Twenty years later, residents again unified at the stadium to honor the victims of those attacks, along with reflecting on the heroism on that day and the years following Sept. 11.
“The attacks on our great nation years ago changed more than the skyline of New York City,” Veterans Service Officer Matthew Broulliette said. “The attacks changed an entire generation of Americans.”
The tribute, hosted by the Veteran’s Advisory Board, began with the singing of the national anthem by Dartmouth High senior Gabriela Reardon and was followed by brief remarks from Brouilliette and Pereira.
In attendance were members of the Veterans Advisory Board, VFW and Auxiliary, Select Board, American Legion and police and fire honor guards.

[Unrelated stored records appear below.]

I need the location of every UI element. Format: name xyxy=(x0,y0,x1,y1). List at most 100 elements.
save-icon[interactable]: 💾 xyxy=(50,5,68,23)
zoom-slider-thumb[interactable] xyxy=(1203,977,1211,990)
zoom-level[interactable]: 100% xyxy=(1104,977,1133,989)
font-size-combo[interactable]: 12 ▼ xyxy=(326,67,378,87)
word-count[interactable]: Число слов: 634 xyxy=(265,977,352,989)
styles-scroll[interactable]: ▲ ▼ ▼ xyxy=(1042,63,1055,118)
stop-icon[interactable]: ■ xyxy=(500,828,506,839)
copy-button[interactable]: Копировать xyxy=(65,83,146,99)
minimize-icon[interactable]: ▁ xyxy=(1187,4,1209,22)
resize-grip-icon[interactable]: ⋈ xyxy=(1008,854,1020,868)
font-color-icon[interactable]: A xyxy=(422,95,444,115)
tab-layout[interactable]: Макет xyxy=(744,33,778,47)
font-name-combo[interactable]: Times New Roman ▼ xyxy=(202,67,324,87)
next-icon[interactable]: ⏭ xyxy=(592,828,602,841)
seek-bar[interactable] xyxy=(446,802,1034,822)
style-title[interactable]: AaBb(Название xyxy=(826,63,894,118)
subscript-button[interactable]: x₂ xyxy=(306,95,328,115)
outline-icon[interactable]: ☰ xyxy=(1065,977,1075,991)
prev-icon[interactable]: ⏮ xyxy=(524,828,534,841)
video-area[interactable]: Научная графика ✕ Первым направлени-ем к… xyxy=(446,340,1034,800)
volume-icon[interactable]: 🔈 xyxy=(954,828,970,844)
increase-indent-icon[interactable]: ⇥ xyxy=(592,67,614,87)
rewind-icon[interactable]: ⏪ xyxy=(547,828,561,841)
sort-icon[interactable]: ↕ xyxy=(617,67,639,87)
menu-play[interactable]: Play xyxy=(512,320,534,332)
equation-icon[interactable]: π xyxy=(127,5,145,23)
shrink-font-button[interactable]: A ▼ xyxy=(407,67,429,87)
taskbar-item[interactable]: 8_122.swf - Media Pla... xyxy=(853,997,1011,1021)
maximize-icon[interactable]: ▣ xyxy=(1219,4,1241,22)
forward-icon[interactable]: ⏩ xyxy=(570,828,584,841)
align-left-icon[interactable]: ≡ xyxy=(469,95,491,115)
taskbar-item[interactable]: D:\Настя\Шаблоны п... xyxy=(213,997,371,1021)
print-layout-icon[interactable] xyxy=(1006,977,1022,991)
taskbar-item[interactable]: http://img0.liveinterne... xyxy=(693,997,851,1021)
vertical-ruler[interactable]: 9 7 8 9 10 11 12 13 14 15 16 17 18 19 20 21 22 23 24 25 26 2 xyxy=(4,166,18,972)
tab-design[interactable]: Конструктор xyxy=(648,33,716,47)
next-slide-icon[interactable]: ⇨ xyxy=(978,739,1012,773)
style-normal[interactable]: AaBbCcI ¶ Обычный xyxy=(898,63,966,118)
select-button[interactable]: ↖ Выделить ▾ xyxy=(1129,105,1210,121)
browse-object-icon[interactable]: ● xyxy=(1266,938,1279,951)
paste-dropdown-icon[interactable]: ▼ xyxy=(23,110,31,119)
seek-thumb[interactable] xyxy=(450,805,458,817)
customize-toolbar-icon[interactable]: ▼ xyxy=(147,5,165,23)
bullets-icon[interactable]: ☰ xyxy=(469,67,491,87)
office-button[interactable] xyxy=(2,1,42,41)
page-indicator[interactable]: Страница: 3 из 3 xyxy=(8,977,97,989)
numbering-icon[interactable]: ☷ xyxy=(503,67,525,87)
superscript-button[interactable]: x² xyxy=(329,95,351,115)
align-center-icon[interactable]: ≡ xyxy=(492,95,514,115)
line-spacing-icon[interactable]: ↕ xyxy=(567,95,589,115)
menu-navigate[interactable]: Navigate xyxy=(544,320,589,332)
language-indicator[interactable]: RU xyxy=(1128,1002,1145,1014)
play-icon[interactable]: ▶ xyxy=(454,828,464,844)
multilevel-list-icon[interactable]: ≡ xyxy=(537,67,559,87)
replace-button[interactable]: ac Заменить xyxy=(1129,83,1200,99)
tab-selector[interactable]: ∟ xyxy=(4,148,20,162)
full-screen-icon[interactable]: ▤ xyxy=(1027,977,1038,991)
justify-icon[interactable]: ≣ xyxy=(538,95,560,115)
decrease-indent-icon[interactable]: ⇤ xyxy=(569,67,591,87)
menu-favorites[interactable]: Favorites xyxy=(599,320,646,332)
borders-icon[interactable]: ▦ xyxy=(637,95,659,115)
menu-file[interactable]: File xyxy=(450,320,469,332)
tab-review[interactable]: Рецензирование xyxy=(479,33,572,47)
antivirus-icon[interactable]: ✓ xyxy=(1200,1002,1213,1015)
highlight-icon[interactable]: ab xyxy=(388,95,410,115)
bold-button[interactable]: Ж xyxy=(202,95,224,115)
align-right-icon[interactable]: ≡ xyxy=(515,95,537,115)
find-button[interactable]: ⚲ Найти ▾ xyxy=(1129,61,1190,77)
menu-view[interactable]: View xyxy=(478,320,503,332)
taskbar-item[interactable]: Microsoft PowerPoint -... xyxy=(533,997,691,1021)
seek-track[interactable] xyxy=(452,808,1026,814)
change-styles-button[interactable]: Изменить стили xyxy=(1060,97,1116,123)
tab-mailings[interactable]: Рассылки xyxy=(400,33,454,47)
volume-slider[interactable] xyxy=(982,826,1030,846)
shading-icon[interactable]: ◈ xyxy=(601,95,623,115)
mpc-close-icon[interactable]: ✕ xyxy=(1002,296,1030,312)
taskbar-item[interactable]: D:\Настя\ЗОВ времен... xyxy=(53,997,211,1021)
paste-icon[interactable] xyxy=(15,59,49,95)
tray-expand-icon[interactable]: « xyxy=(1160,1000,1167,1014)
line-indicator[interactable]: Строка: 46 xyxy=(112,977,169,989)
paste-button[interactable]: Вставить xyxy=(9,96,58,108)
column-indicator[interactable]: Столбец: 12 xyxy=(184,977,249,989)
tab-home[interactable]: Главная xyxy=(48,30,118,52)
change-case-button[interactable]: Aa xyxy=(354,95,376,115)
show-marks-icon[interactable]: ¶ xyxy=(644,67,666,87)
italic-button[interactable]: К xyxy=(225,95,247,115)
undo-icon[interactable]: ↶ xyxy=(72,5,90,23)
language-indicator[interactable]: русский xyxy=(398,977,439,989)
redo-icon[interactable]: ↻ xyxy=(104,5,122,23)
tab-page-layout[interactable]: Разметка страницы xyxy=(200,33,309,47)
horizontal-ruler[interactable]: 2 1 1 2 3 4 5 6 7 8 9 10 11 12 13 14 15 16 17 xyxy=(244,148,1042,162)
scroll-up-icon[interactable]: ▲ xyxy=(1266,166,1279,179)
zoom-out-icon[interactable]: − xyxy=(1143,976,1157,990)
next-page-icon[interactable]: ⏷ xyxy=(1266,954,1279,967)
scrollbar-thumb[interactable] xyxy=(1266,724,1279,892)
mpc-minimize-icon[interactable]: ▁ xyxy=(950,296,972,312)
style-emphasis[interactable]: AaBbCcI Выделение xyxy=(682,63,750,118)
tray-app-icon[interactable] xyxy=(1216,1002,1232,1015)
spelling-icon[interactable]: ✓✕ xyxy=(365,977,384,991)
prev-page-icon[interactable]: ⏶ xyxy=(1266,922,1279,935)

During his remarks, Pereira took time to reflect on the loss of Dartmouth-native Leah Oliver, who was working on the 96th floor of the North Tower that morning, the day before her 25th birthday, when American Airlines Flight 11 struck the World Trade Center.
“Leah would be 45 tomorrow,” Pereira said. “May God bless her and her family always.”
Along with mourning those lost, speakers also reflected on how that tragic day showed the best of the American people.
Pereira recalled the bravery of the first responders who headed into the towers “knowing their chances of survival were next to none.”
“They did so because people were in danger,” he said. “Their acts those days saved countless people.”
Pereira also reflected on the sacrifice of America’s military in the “War on Terror” that followed the attacks, including that of Peter G. Enos of South Dartmouth, who died in Iraq in 2004 at the age of 24.
His father, Gerald, ended the ceremony by placing a wreath next to the stadium’s stone memorial underneath the flag pole to the sound of a lone trumpeter playing taps.
“As we reflect on this day and honor our fellow Americans and country, we need to ensure that 9/11 isn’t forgotten and that it never happens again,” Pereira said.